Washington, 18 June 1997 (RFE/RL) - Romanian Prime Minister Viktor Ciorbea goes to the White House today -- the latest in a procession of southern European leaders to visit Washington in the name of regional security.
Ciorbea is in town at the same time as president Kiro Gligorov of Macedonia, Bulgaria's new Foreign Minister Nadezhda Mikhailova, and former Austrian Chancellor Franz Vranitzky, a special envoy to Albania of the Organization for Security and Cooperation in Europe.
All, with varying approaches, seek U.S. support in maintaining peace and security in the Balkans, and are getting a warm welcome -- but not much of what they really want, at least in public statements.
Romania's Ciorbea says he wants the U.S. to change its mind and back Romania for NATO membership in the first round of expansion next month. Even he acknowledged before leaving for Washington Tuesday that this is not likely to happen.
So, the next thing Ciorbea would like to hear in talks today (Wednesday) with Vice President Al Gore is when Romania will be admitted to the alliance.
Bulgaria's Mikhailova sought similar assurances earler this week from Secretary of State Madeleine Albright and was told the U.S. is not ready to name countries or dates for a second round of NATO enlargement.
Meanwhile, Washington officials stress U.S. support and understanding, a commitment to keep the door to NATO open and pledges to deepen bilateral relations.
President Bill Clinton has invited Romanian president Emil Constantinescu to visit Washington and American analysts say more high-level meetings between the U.S. and non-NATO countries could be expected this year.
Washington officials say stability in the Balkans is of great concern to the U.S. for a variety of reasons, economic, as well as political.
All four countries under discussion in Washington this week have borders with Serbia and are close to dangerous religious and ethnic faultlines in Europe.
U.S. involvement is motivated not only by the overarching goal of peace and democracy in the region but also by the interests of European allies.
According to Washington analysts, U.S. concern about Romania arises partly from pressure by the French and other NATO allies, as well as the country's own strategic and geo-political significance.
In Bulgaria, the new progressive government is committed to painful reforms that may exacerbate domestic ethnic rivalries with its sizeable Turkish minority. That could upset neighboring Turkey, another important U.S. ally.
Further down the road, analysts say Bulgaria could be involved in the transport of Caspian Sea oil, now under development by international investors, including several American companies.

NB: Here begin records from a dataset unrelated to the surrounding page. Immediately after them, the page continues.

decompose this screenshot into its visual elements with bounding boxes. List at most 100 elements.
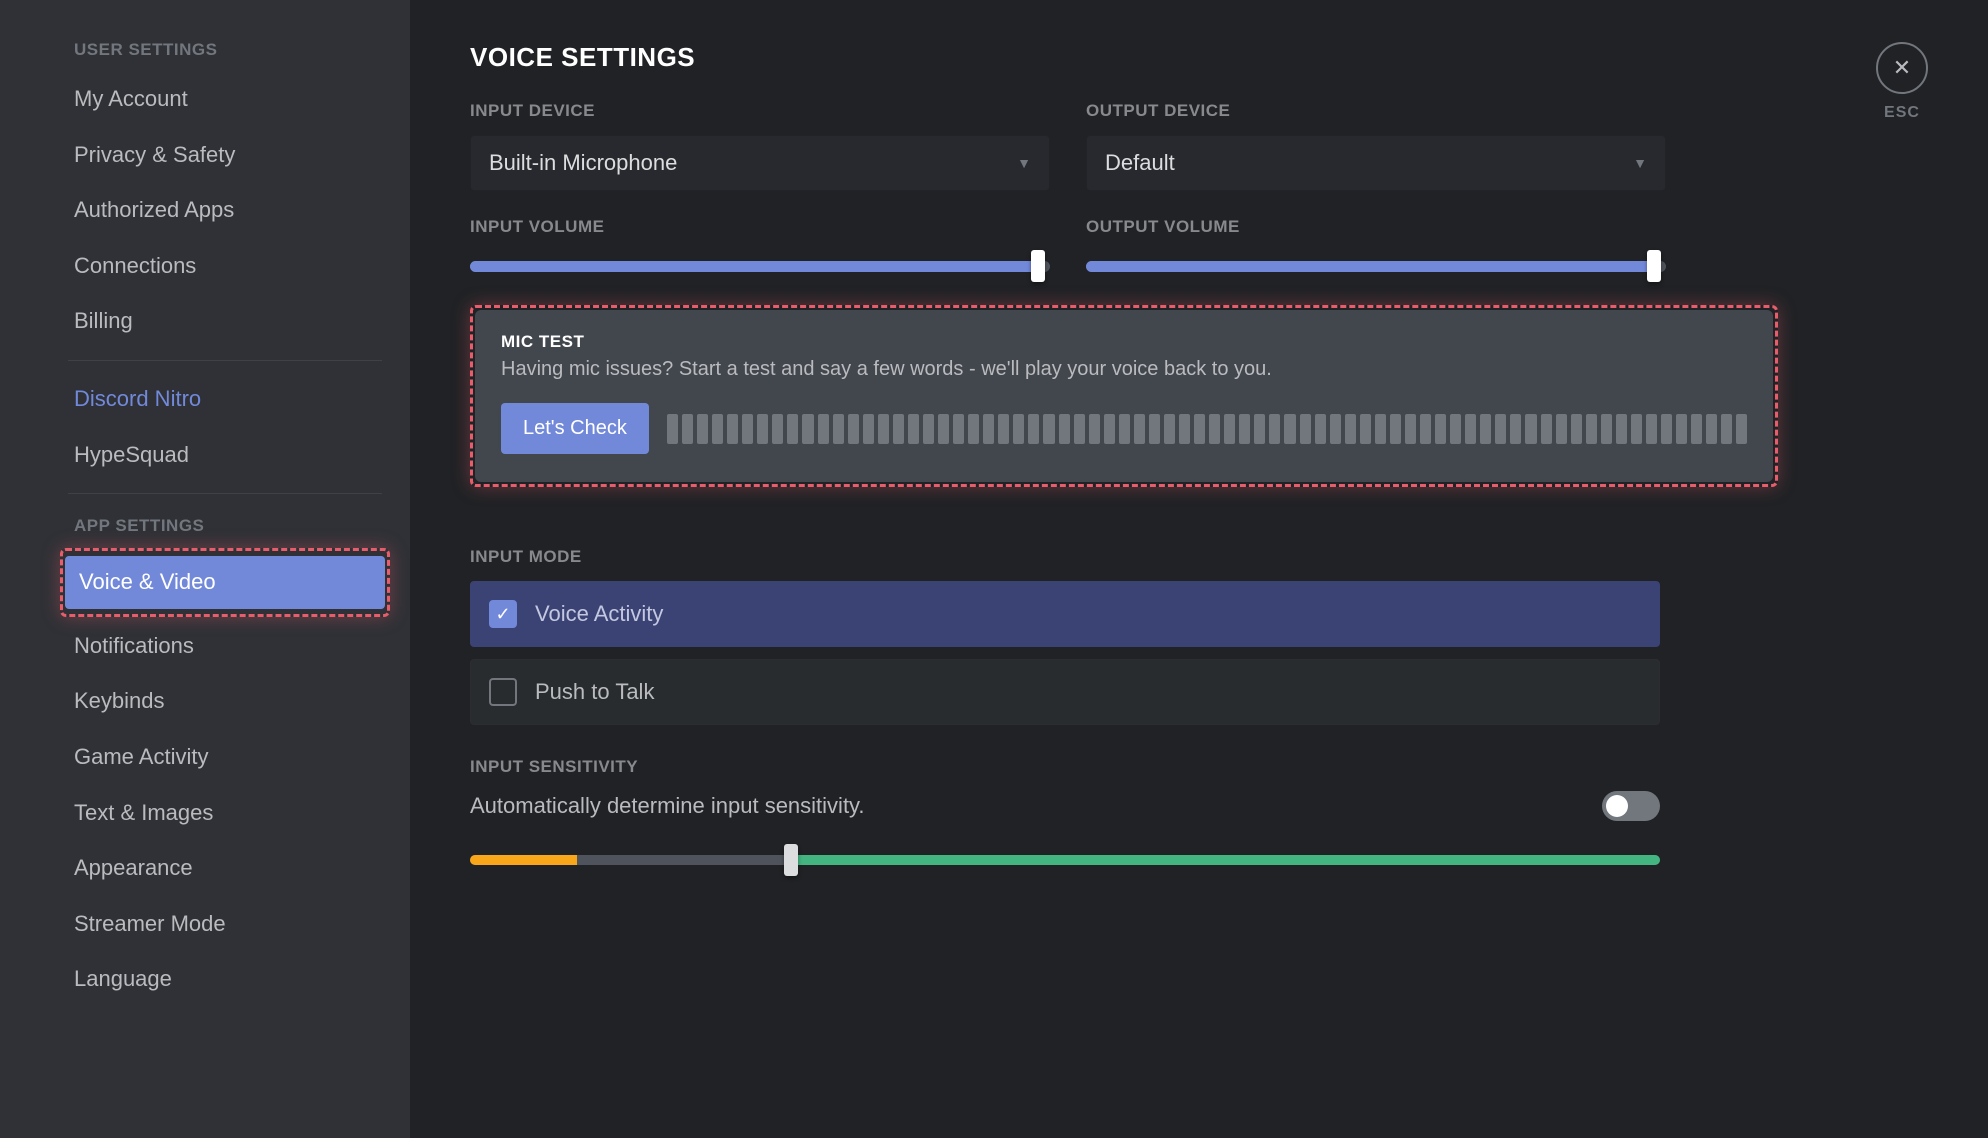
vu-bar (1239, 414, 1250, 444)
page-title: VOICE SETTINGS (470, 42, 1928, 73)
vu-bar (1405, 414, 1416, 444)
mic-test-panel: MIC TEST Having mic issues? Start a test… (475, 310, 1773, 482)
input-mode-label: INPUT MODE (470, 547, 1660, 567)
highlight-annotation: MIC TEST Having mic issues? Start a test… (470, 305, 1778, 487)
output-device-select[interactable]: Default ▼ (1086, 135, 1666, 191)
sidebar-item-my-account[interactable]: My Account (60, 73, 390, 126)
vu-bar (727, 414, 738, 444)
vu-bar (1104, 414, 1115, 444)
vu-bar (1330, 414, 1341, 444)
vu-bar (893, 414, 904, 444)
vu-bar (787, 414, 798, 444)
vu-bar (1586, 414, 1597, 444)
mic-test-title: MIC TEST (501, 332, 1747, 352)
sidebar-item-appearance[interactable]: Appearance (60, 842, 390, 895)
vu-bar (1721, 414, 1732, 444)
sidebar-header-app: APP SETTINGS (60, 506, 390, 546)
settings-content: ✕ ESC VOICE SETTINGS INPUT DEVICE Built-… (410, 0, 1988, 1138)
vu-bar (1074, 414, 1085, 444)
checkbox-icon: ✓ (489, 600, 517, 628)
vu-bar (1480, 414, 1491, 444)
sidebar-item-hypesquad[interactable]: HypeSquad (60, 429, 390, 482)
vu-bar (983, 414, 994, 444)
vu-bar (1676, 414, 1687, 444)
sidebar-item-game-activity[interactable]: Game Activity (60, 731, 390, 784)
input-mode-section: INPUT MODE ✓ Voice Activity ✓Push to Talk (470, 547, 1660, 725)
sidebar-item-connections[interactable]: Connections (60, 240, 390, 293)
auto-sensitivity-toggle[interactable] (1602, 791, 1660, 821)
vu-bar (1661, 414, 1672, 444)
sidebar-item-billing[interactable]: Billing (60, 295, 390, 348)
vu-bar (1059, 414, 1070, 444)
input-mode-option-label: Voice Activity (535, 601, 663, 627)
sidebar-item-language[interactable]: Language (60, 953, 390, 1006)
sidebar-header-user: USER SETTINGS (60, 30, 390, 70)
vu-bar (833, 414, 844, 444)
sidebar-item-nitro[interactable]: Discord Nitro (60, 373, 390, 426)
sidebar-item-authorized-apps[interactable]: Authorized Apps (60, 184, 390, 237)
vu-bar (802, 414, 813, 444)
vu-bar (998, 414, 1009, 444)
vu-bar (1390, 414, 1401, 444)
vu-bar (1345, 414, 1356, 444)
check-icon: ✓ (495, 604, 510, 625)
sidebar-item-privacy[interactable]: Privacy & Safety (60, 129, 390, 182)
sidebar-item-text-images[interactable]: Text & Images (60, 787, 390, 840)
sidebar-separator (68, 360, 382, 361)
vu-bar (1646, 414, 1657, 444)
vu-bar (1495, 414, 1506, 444)
vu-bar (1209, 414, 1220, 444)
input-column: INPUT DEVICE Built-in Microphone ▼ INPUT… (470, 101, 1050, 281)
sidebar-item-streamer-mode[interactable]: Streamer Mode (60, 898, 390, 951)
vu-bar (863, 414, 874, 444)
vu-bar (1510, 414, 1521, 444)
vu-bar (1284, 414, 1295, 444)
vu-bar (1149, 414, 1160, 444)
vu-bar (1254, 414, 1265, 444)
sensitivity-slider[interactable] (470, 845, 1660, 875)
vu-bar (1375, 414, 1386, 444)
vu-bar (1465, 414, 1476, 444)
output-column: OUTPUT DEVICE Default ▼ OUTPUT VOLUME (1086, 101, 1666, 281)
checkbox-icon: ✓ (489, 678, 517, 706)
vu-bar (1435, 414, 1446, 444)
vu-bar (1089, 414, 1100, 444)
vu-bar (742, 414, 753, 444)
vu-bar (1556, 414, 1567, 444)
vu-bar (697, 414, 708, 444)
input-volume-slider[interactable] (470, 251, 1050, 281)
vu-bar (712, 414, 723, 444)
close-area: ✕ ESC (1876, 42, 1928, 122)
chevron-down-icon: ▼ (1633, 155, 1647, 171)
vu-bar (878, 414, 889, 444)
mic-test-description: Having mic issues? Start a test and say … (501, 358, 1747, 381)
input-device-select[interactable]: Built-in Microphone ▼ (470, 135, 1050, 191)
vu-bar (1164, 414, 1175, 444)
vu-bar (757, 414, 768, 444)
vu-bar (1360, 414, 1371, 444)
close-button[interactable]: ✕ (1876, 42, 1928, 94)
highlight-annotation: Voice & Video (60, 548, 390, 617)
vu-bar (923, 414, 934, 444)
vu-bar (818, 414, 829, 444)
vu-bar (667, 414, 678, 444)
vu-bar (772, 414, 783, 444)
vu-bar (1013, 414, 1024, 444)
vu-bar (1134, 414, 1145, 444)
chevron-down-icon: ▼ (1017, 155, 1031, 171)
vu-bar (1616, 414, 1627, 444)
vu-bar (1028, 414, 1039, 444)
sidebar-item-voice-video[interactable]: Voice & Video (65, 556, 385, 609)
sidebar-item-notifications[interactable]: Notifications (60, 620, 390, 673)
mic-test-meter (667, 414, 1747, 444)
sidebar-item-keybinds[interactable]: Keybinds (60, 675, 390, 728)
vu-bar (1119, 414, 1130, 444)
input-mode-option[interactable]: ✓Push to Talk (470, 659, 1660, 725)
vu-bar (1571, 414, 1582, 444)
output-volume-slider[interactable] (1086, 251, 1666, 281)
input-mode-option[interactable]: ✓ Voice Activity (470, 581, 1660, 647)
mic-test-button[interactable]: Let's Check (501, 403, 649, 454)
vu-bar (1450, 414, 1461, 444)
close-icon: ✕ (1893, 55, 1911, 81)
settings-sidebar: USER SETTINGS My Account Privacy & Safet… (0, 0, 410, 1138)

Foreign Minister Mikhailova says Bulgaria is also willing to do more to combat illegal drug trafficking and international terrorism, both important goals for the United States.

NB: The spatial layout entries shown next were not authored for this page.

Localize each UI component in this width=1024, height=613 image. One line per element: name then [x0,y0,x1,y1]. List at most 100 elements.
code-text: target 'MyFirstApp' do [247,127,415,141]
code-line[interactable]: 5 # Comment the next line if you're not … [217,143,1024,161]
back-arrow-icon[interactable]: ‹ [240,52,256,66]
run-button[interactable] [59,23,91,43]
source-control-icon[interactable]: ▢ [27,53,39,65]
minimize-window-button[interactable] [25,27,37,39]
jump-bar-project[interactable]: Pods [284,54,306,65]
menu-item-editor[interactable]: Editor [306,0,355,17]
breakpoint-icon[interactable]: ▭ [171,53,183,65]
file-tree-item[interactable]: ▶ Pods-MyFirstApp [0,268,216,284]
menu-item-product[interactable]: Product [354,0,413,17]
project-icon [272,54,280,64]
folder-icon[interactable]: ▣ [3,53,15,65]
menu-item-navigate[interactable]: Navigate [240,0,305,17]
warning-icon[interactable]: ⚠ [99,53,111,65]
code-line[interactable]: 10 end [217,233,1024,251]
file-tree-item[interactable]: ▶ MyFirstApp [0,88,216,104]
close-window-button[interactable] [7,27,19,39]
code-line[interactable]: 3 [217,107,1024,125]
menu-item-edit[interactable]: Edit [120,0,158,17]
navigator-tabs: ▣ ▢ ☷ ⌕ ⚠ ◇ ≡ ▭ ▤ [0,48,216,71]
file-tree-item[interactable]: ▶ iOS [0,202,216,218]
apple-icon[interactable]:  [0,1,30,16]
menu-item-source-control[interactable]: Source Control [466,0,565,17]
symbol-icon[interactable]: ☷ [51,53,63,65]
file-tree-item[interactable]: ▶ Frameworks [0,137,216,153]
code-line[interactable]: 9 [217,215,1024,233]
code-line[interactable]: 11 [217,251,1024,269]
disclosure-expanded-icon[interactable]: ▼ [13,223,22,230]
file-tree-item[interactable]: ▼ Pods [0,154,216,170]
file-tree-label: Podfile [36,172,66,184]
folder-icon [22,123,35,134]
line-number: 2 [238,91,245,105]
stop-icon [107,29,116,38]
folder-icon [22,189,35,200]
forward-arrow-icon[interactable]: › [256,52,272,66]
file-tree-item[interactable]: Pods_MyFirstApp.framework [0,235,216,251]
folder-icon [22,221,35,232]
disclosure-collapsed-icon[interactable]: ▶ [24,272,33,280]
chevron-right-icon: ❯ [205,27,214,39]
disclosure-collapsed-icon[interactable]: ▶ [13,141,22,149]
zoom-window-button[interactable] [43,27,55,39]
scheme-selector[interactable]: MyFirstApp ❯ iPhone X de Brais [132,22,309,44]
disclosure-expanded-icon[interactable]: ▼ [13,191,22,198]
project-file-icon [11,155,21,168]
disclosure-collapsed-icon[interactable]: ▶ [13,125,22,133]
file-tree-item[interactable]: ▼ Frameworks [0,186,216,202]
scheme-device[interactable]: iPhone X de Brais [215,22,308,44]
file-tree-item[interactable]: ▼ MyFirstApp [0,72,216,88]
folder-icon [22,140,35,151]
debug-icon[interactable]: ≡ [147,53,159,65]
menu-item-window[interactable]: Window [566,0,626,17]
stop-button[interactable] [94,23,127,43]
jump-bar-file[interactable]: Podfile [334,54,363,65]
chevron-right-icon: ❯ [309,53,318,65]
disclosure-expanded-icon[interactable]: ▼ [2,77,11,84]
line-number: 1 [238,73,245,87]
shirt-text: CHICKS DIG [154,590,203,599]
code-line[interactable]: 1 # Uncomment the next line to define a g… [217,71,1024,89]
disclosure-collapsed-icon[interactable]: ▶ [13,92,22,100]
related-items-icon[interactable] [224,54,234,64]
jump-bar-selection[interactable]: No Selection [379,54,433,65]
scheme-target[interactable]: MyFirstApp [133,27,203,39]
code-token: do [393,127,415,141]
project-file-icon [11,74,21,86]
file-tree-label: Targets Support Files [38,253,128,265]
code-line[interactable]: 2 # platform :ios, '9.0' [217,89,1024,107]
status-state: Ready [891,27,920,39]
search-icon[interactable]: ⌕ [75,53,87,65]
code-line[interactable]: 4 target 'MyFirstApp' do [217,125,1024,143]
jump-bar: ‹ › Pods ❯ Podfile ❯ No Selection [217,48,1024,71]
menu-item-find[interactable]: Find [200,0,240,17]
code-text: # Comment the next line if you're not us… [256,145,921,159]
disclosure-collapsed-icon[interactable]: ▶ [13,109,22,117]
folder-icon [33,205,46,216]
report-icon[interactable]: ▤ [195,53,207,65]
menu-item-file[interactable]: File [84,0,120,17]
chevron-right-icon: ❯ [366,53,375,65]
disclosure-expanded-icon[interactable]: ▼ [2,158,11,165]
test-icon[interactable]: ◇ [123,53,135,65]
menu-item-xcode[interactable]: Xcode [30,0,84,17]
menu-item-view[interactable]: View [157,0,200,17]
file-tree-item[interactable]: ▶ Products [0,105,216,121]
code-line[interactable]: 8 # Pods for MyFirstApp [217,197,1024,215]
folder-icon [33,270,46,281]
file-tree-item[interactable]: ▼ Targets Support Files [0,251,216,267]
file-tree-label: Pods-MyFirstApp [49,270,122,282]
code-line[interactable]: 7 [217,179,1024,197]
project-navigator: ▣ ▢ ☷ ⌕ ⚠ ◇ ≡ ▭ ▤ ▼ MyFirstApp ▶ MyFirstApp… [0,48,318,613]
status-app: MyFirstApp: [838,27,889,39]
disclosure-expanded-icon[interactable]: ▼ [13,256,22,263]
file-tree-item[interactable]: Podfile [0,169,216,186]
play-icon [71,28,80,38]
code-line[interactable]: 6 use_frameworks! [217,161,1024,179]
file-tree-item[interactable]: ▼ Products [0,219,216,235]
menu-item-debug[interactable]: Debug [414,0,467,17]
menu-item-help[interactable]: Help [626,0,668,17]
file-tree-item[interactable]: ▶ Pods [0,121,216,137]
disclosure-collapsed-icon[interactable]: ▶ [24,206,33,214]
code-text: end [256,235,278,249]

The poorer countries of Albania and Macedonia have less to offer in that regard but State Department officials say the U.S. focus is primarily on regional stability.

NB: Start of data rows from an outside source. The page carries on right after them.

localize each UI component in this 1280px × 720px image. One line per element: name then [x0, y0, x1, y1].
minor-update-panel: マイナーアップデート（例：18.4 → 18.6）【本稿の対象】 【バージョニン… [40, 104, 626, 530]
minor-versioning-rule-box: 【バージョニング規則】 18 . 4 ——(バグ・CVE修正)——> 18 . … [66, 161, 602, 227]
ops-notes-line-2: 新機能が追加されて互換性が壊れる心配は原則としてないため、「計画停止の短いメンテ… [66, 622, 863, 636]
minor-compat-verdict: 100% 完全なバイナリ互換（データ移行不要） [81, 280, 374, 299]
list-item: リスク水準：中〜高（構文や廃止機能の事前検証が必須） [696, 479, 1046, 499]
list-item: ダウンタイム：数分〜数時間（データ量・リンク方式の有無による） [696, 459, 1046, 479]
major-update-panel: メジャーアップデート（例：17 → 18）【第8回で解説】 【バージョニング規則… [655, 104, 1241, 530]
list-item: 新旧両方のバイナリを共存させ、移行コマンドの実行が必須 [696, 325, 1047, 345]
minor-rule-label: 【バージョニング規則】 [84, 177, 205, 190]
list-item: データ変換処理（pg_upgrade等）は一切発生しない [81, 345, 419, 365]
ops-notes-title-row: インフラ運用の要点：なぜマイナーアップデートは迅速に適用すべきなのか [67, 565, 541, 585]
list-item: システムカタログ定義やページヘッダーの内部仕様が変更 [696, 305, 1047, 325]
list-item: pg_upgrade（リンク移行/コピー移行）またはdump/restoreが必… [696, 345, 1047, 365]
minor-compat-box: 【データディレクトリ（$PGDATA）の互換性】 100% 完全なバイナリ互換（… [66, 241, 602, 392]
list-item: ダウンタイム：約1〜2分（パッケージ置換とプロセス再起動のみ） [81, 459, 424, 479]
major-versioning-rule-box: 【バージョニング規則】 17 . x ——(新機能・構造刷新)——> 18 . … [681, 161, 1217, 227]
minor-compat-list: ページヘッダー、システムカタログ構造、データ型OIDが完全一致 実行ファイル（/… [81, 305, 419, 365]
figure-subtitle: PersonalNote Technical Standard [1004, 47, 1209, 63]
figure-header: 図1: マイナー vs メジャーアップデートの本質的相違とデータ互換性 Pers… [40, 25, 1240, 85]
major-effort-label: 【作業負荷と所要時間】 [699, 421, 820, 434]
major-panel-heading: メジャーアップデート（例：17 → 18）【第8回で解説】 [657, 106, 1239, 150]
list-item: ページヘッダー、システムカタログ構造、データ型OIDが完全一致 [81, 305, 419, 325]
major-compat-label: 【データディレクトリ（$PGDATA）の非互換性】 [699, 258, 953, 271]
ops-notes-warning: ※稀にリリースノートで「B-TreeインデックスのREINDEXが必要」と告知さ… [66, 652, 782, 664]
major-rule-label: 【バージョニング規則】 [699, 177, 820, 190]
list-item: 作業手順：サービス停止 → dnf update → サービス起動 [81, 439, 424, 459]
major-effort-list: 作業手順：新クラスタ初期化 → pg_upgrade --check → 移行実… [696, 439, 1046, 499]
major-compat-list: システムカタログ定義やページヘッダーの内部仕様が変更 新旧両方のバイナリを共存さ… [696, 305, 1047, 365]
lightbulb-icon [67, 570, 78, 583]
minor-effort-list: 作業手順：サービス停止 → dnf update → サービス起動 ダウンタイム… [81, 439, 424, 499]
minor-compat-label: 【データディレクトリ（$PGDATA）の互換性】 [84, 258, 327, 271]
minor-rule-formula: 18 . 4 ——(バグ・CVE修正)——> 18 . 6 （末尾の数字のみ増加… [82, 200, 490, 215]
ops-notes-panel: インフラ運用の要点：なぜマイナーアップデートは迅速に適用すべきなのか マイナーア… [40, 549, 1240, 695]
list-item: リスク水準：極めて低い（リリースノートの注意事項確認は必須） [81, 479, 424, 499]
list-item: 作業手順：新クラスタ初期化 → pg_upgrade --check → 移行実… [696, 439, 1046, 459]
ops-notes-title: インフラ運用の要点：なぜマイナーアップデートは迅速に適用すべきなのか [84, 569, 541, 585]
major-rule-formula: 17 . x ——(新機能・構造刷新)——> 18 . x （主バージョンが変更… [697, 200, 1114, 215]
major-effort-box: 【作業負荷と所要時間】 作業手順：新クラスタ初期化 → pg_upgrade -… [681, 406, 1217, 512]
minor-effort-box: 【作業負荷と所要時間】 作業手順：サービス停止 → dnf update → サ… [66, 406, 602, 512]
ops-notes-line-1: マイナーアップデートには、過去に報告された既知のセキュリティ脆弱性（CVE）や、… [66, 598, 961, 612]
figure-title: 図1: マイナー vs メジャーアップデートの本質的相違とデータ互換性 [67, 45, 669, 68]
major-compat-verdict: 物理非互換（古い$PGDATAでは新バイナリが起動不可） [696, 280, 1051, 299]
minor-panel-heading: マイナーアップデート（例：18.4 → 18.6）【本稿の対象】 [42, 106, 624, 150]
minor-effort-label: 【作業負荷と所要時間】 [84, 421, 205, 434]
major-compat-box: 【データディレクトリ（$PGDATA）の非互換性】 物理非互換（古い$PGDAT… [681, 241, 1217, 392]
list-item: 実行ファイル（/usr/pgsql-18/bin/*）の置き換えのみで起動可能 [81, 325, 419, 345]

Macedonian president Gligorov spent more than half an hour at the White House Tuesday discussing regional problems with president Bill Clinton.
Gligorov told reporters afterwards that he wants international peacekeepers to remain in his country and in the region after dates set for their withdrawal.
He said the presence of peacekeepers in Bosnia ended the senseless war there, ended the killing and that their continued presence "would be very positive."
The U.S. has remained adamant that it will pull back its own troops from NATO forces in Bosnia by a June 1988 deadline. But it has not said no to extending the participation of some 500 U.S. troops in a United Nations peacekeeping force patrolling in Macedonia, which is due to end its mission in November.
White House spokesman Michael McCurry emphasized a different aspect of the conversation, saying Clinton praised Gligorov "for his statesmanship in resolving differences with neighbors and in promoting ethnic tolerance at home. "
He was referring to a long-standing dispute between Greece and the Skopje government over the former Yugoslav republic's name "Macedonia," which is the same as the name of a neighboring province across the border in Greece.
A U.S. official said the two sides are now showing a willingness to discuss the issue. And Gligorov indicated as much, telling reporters that Macedonia has "a very positive assessment" of the policy of the Greek government.